Kathlen Heloise Pfiffer

Hoje uma amiga minha veio dizer-me que estava lendo meus textos e que tinha se identificado com alguns deles.
Senti uma pontadinha de orgulho de mim mesma, mas, logo em seguida, ao abrir a página em que publico os mesmos,
senti não uma pontadinha, mas uma apendicite daquelas bravas, ao me dar conta que eu simplesmente não escrevi mais.

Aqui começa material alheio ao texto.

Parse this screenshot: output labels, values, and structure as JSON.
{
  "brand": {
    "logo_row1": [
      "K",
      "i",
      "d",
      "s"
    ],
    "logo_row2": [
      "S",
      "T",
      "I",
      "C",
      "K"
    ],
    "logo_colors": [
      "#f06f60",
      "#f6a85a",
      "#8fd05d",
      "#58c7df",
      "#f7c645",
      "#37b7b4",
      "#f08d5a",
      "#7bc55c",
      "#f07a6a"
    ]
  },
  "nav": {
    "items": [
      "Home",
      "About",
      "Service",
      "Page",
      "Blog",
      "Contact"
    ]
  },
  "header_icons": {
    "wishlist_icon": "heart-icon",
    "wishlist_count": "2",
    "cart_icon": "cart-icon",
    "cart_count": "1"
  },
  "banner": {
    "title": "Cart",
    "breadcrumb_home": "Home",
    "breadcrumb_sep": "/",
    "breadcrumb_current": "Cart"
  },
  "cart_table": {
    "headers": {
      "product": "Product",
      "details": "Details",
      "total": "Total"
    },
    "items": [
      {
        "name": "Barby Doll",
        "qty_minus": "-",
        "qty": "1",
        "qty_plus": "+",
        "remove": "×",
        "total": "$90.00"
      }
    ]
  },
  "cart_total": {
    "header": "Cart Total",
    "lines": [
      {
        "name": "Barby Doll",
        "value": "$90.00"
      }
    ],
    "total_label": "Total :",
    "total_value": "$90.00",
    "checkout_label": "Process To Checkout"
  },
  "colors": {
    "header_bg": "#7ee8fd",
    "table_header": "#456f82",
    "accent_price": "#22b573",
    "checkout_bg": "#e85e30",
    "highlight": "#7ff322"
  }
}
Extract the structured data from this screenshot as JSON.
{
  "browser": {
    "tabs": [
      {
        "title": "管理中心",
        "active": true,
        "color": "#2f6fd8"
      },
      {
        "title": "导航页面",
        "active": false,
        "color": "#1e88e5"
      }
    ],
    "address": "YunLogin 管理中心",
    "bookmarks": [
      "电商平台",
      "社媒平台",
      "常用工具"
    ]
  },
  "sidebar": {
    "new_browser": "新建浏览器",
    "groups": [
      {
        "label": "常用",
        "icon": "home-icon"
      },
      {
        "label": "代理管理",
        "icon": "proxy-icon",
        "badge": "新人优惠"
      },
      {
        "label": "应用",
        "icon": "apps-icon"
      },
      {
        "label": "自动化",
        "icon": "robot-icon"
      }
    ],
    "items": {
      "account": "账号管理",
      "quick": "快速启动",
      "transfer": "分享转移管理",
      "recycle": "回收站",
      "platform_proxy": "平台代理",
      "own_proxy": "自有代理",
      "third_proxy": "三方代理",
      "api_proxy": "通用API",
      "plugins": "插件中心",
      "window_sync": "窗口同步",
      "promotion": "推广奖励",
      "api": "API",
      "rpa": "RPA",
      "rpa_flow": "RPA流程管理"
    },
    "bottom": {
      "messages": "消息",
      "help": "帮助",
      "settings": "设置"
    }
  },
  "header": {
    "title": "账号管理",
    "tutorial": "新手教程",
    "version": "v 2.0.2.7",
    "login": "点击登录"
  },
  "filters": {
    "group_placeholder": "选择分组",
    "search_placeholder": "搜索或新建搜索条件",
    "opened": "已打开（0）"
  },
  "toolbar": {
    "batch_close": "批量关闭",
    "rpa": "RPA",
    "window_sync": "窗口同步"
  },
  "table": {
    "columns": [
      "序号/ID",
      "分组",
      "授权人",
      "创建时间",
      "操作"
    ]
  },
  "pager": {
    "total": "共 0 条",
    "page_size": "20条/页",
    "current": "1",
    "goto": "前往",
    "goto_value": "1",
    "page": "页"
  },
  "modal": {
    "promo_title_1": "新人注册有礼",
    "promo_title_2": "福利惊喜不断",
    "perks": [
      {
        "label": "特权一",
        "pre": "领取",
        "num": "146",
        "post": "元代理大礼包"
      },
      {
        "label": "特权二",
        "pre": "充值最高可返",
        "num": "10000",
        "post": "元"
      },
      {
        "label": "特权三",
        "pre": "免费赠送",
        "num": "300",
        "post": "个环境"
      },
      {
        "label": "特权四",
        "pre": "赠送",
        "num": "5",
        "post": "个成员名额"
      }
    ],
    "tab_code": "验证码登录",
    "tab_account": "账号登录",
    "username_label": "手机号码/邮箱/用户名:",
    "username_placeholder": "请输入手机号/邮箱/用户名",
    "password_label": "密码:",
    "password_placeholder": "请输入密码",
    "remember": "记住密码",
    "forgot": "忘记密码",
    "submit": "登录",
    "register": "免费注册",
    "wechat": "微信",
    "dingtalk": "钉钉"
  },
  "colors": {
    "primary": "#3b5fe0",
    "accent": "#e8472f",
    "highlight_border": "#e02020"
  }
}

Não escrevi mais. Olhando assim me parece assustador.
Mas, consegui encontrar uma razão plausível, não compreensível, mas plausível para o causo.
Minha vida tem sido feita de contas. Não sobram mais espaços para palavras.

Faço contas todas as manhãs da semana durante dois semestres por ano na faculdade.
Engenharia não é lá feita para aqueles amantes das palavras.

Faço contas todas as tardes olhando para o relógio, diminuindo de 17h00min o horário em que me encontro.
Faço contas de custos toda vez que compro algo muito caro, abrindo o site do Banco e vendo o extrato do cartão de crédito,
diminuindo do limite total tudo que já gastei até agora. Faço as contas de quantos esporros vou ouvir da minha mãe
por eu estar gastando mais do que minha bolsa de estudos cobre.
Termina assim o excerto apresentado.